The iconic skyscraper, which replaced the Twin Towers destroyed on Sept. 11, 2001, in the deadliest terrorist attack in U.S. history, sustained its own share of severe damage.

In 2012, before construction was even complete, floodwater from Superstorm Sandy gutted the basement of One World Trade Center. The storm that killed 149 people and caused $20 billion worth of damage across the Northeast swamped the basement of the building with water — enough to fill the L.A. Rams’ new football stadium in Inglewood.

Arita’s firm was charged with saving not just a building, but a symbol of healing and restoration from 9/11. When a natural disaster battered a monument to New York City’s most trying time, the physical damage was rivaled by the emotional wound.
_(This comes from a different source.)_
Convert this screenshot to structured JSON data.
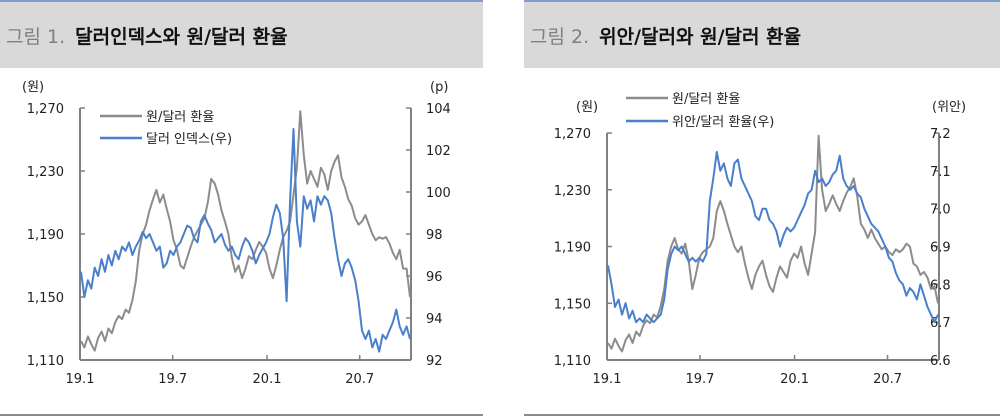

“There was still a lot of pain from 9/11,” Arita says. “There was a museum with a lot of artifacts from 9/11 that were compromised in that basement. It was very emotional for a lot of people to deal with.”

Of his myriad projects around the world, Arita says One World Trade Center remains the most satisfying because of what its restoration symbolized to New York City and the country.

He gravitated toward disaster because of the appreciation he felt after surviving each trying experience of his own career, whether it was riding the economic roller coaster during his early days as a conventional architect or pulling all-nighters to propel himself through architecture school at Cal Poly Pomona.

Artita’s preparation for a career wading through largely uncharted territory – each natural disaster leaves its own unique problems behind – began when he was forging his own path through college. The difficulties, he says, prepared him for everything.

“They were tough years. Good, tough years,” Arita says. “When somebody is saying ‘I’m having a hard time,’ I tell them to enjoy it. That’s what prepares you to be successful.

“The academic experience is great, but you need to have the friction and corrosion that go with real life that makes that education much more tangible. When I got out of Cal Poly Pomona, I was ready for anything.”

I’m never going to run out of work.

Bruce Arita

 

 

3 Reasons to Go into Forensic Architecture

Architecture students rarely fantasize about getting into Bruce Arita’s line of work, in part because most aren’t entirely aware of its existence.

When Arita came to Cal Poly Pomona in November to speak with ENV students, he wanted to convey that forensic architecture is not only a viable line of work, it might be the most lucrative for future planners and designers. Here are three reasons future architects should consider following his footsteps.

Natural disasters don’t come and go at the mercy of the economy

In 35 years since leaving traditional architecture, Arita’s business has never been affected by a recession.

“Every building out here has an insurance policy,” says Arita, who works on the 44th floor of the Aon Center in downtown Los Angeles. “When something bad happens, someone is always going to get a call to have it evaluated. I’m never going to run out of work.”

You’ll never be bored

Arita’s most recent business trip took him from Los Angeles to New York to London to Dubai to Singapore. In fact, he spends only four days a month in his Los Angeles office.

Such is the life of someone whose career follows earthquakes, hurricanes, fires and any other natural disasters around the globe. He shifted out of traditional architecture shortly before the Northridge earthquake in 1994. To say he’s had steady work since would be an understatement.

You could be a Savior of Buildings

“New-building architects rarely get to see people actually occupying their buildings. But I live in a world now where I have to come in and the people are actually displaced. And the speed with which I can react and help them get back into those buildings is very satisfying.”

It’s much more than a financial reward, Arita says. He feels an emotional connection to his projects, from seeing the buildings at their lowest point to celebrating their — and a community’s — restoration.